Medicare is an accident waiting to happen. According to current projections, its trust fund runs dry in about 10 years.

You -- the 28.4 million elderly and disabled beneficiaries of Medicare -- will have to pay more of your medical bills next year, in order to save the government some money. About $426 million in real program cuts were included in the 1982 budget.

But Medicare officials say that's only a drop in the bucket compared with the money that is really needed to put the program back on a sound financial basis.

Dream-world politicians want to borrow money from Medicare's limited trust fund in order to bolster the struggling Social Security retirement fund. Doing this, they say, will make it unnecessary to raise the retirement age or make other money-saving changes in Social Security benefits.

That kind of thinking is not only delusionary, it is downright dangerous. It will only defer the inevitable decision on retirement benefits, while causing the Medicare trust fund to go broke sooner.

The current round of cost increases for Medicare beneficiaries starts this Jan. 1. The highlights:

Hospital insurance. You are now paying the first $206 of each hospital bill, before Medicare kicks in. Next year you will pay $256 (up from the $248 expected under the old law). By 1984 -- less than three years away -- you will be paying an estimated $328 of each hospital bill out of your own pocket.

Doctor bills. You now pay the first $60 of each bill. Next year, you'll pay the first $75.

Other technical adjustments in the program will further increase your personal share of medical costs.

An important change has also been made in the enrollment period for Part B of Medicare, which covers doctor bills.

Last year, you could enroll at any time and be covered immediately. But starting Jan. 1, 1982, Medicare will revert to an older, and more restrictive, rule.

If you do not apply for the doctor bills portion of Medicare within three months of the month you turn 65, you will not be eligible again until the next general enrollment period, which is Jan. 1 through March 31 of each year. Coverage then begins the following July 1.

Any doctor bills you incur before coverage begins are not insured, so you could lose a lot of money by failing to sign up on time.

Medicare Part B now costs $11 a month, up from $9.60 last year.

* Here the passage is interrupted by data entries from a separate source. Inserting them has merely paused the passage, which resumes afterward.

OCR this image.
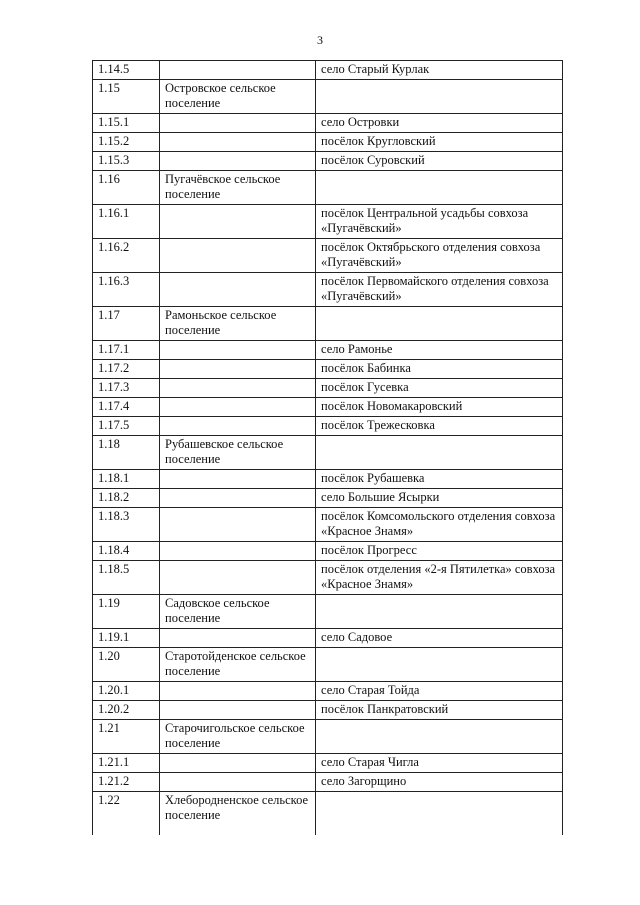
3
1.14.5		село Старый Курлак
1.15	Островское сельское поселение	
1.15.1		село Островки
1.15.2		посёлок Кругловский
1.15.3		посёлок Суровский
1.16	Пугачёвское сельское поселение	
1.16.1		посёлок Центральной усадьбы совхоза «Пугачёвский»
1.16.2		посёлок Октябрьского отделения совхоза «Пугачёвский»
1.16.3		посёлок Первомайского отделения совхоза «Пугачёвский»
1.17	Рамоньское сельское поселение	
1.17.1		село Рамонье
1.17.2		посёлок Бабинка
1.17.3		посёлок Гусевка
1.17.4		посёлок Новомакаровский
1.17.5		посёлок Трежесковка
1.18	Рубашевское сельское поселение	
1.18.1		посёлок Рубашевка
1.18.2		село Большие Ясырки
1.18.3		посёлок Комсомольского отделения совхоза «Красное Знамя»
1.18.4		посёлок Прогресс
1.18.5		посёлок отделения «2-я Пятилетка» совхоза «Красное Знамя»
1.19	Садовское сельское поселение	
1.19.1		село Садовое
1.20	Старотойденское сельское поселение	
1.20.1		село Старая Тойда
1.20.2		посёлок Панкратовский
1.21	Старочигольское сельское поселение	
1.21.1		село Старая Чигла
1.21.2		село Загорщино
1.22	Хлебородненское сельское поселение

Your premium rises by 10 percent for each 12-month period when you could have been enrolled but weren't. (Part B is 30 percent funded by these insurance premiums and 70 percent by general tax revenues. Only Medicare hospitalization, Part A, is funded by the Social Security tax.)

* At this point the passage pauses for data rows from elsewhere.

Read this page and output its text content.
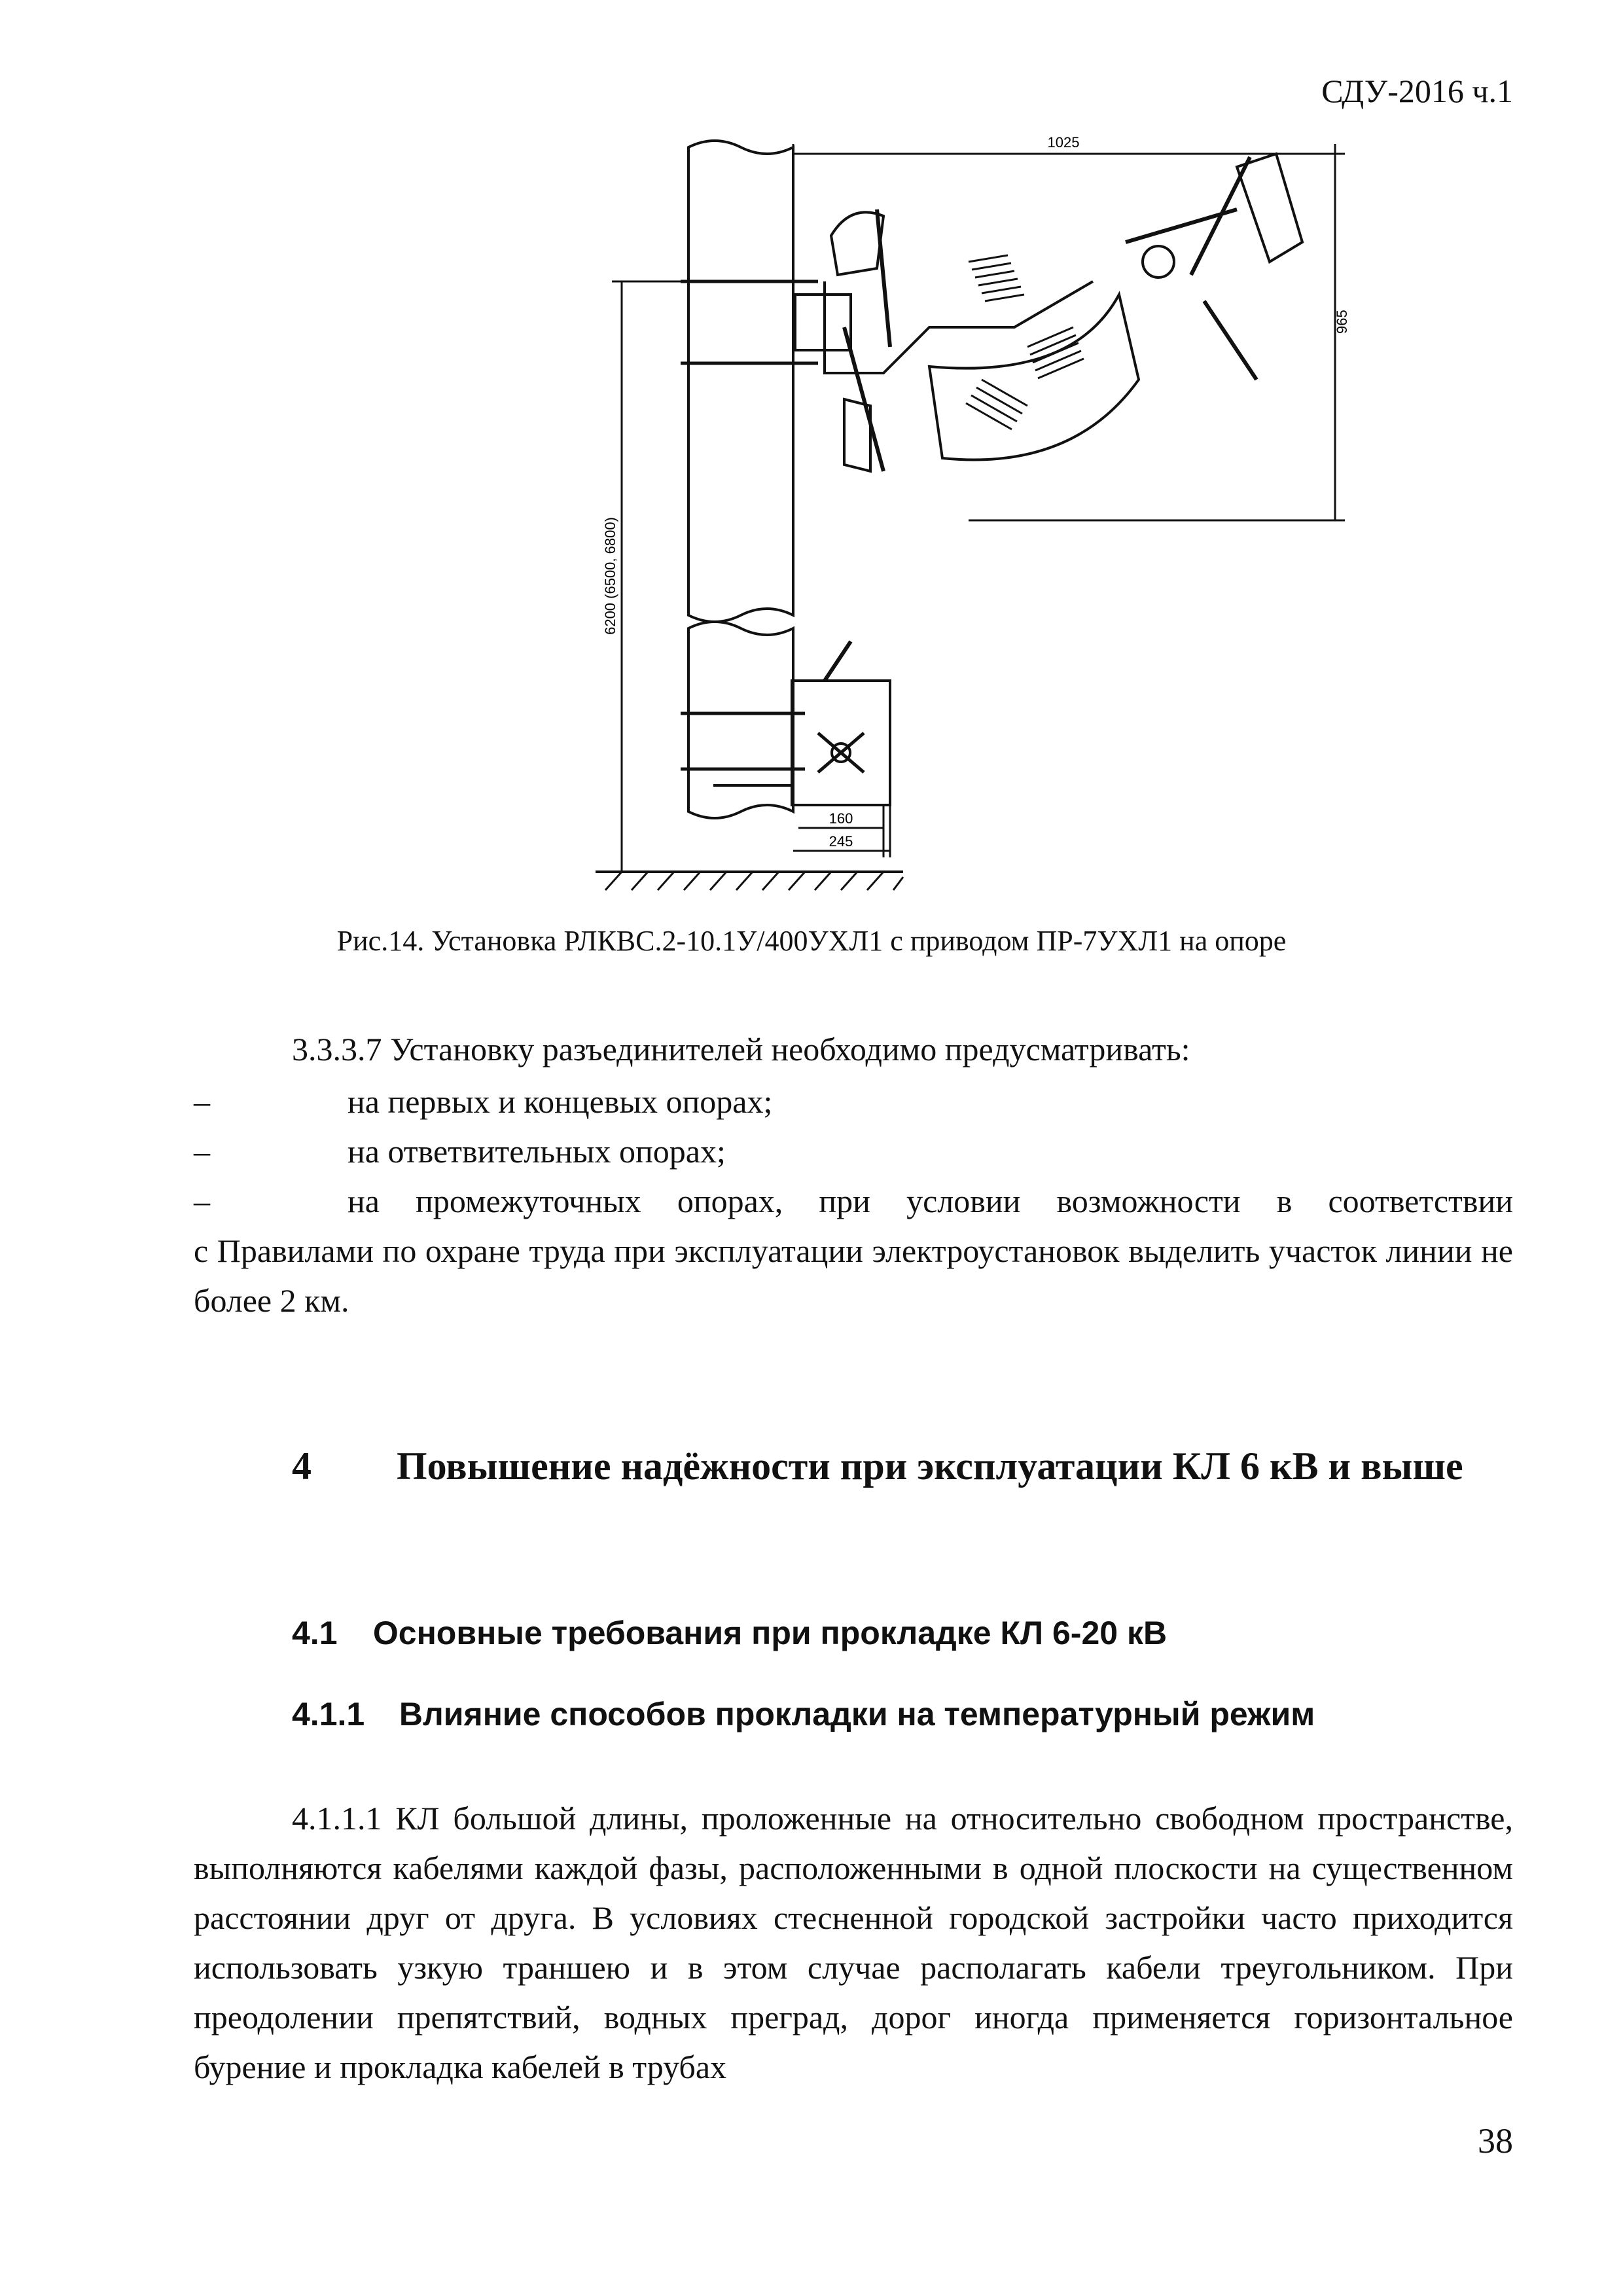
СДУ-2016 ч.1
1025
965
6200 (6500, 6800)
160
245
Рис.14. Установка РЛКВС.2-10.1У/400УХЛ1 с приводом ПР-7УХЛ1 на опоре
3.3.3.7 Установку разъединителей необходимо предусматривать:
–	на первых и концевых опорах;
–	на ответвительных опорах;
–	на промежуточных опорах, при условии возможности в соответствии
с Правилами по охране труда при эксплуатации электроустановок выделить участок линии не более 2 км.
4 Повышение надёжности при эксплуатации КЛ 6 кВ и выше
4.1 Основные требования при прокладке КЛ 6-20 кВ
4.1.1 Влияние способов прокладки на температурный режим
4.1.1.1 КЛ большой длины, проложенные на относительно свободном пространстве, выполняются кабелями каждой фазы, расположенными в одной плоскости на существенном расстоянии друг от друга. В условиях стесненной городской застройки часто приходится использовать узкую траншею и в этом случае располагать кабели треугольником. При преодолении препятствий, водных преград, дорог иногда применяется горизонтальное бурение и прокладка кабелей в трубах
38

You can apply for Medicare hospitalization at any time after age 65 and be covered immediately. If you don't apply at 65 and later fall ill, Medicare covers your hospital bills retroactively, but for no longer than six months back. (Doctor bills are not covered retroactively.)

If you are 65 or over and receiving Social Security benefits, you will generally be enrolled automatically in both Medicare plans. Monthly payments for Part B are deducted from your Social Security check.

But if you're still working at 65 you have to apply. As a general rule, private health insurance after 65 only fills the gaps in Medicare, so for complete coverage it is essential to be on the government's health insurance rolls.

Medicaid, for the poor and near-poor, is also being cut back. The 1982 budget reduces the amount of money that the federal government will pay toward state Medicaid plans (which cover 21.6 million people, 10.5 million of them children). It is up to the states to decide which Medicaid clients, if any, to cut off.

The second round of 1982 budget cuts proposes further reductions in health insurance. And there's yet another cost of cutting Medicare:

When the government covers less, your private, old-age health insurance has to cover more, which means that your private health-insurance premiums will be going up.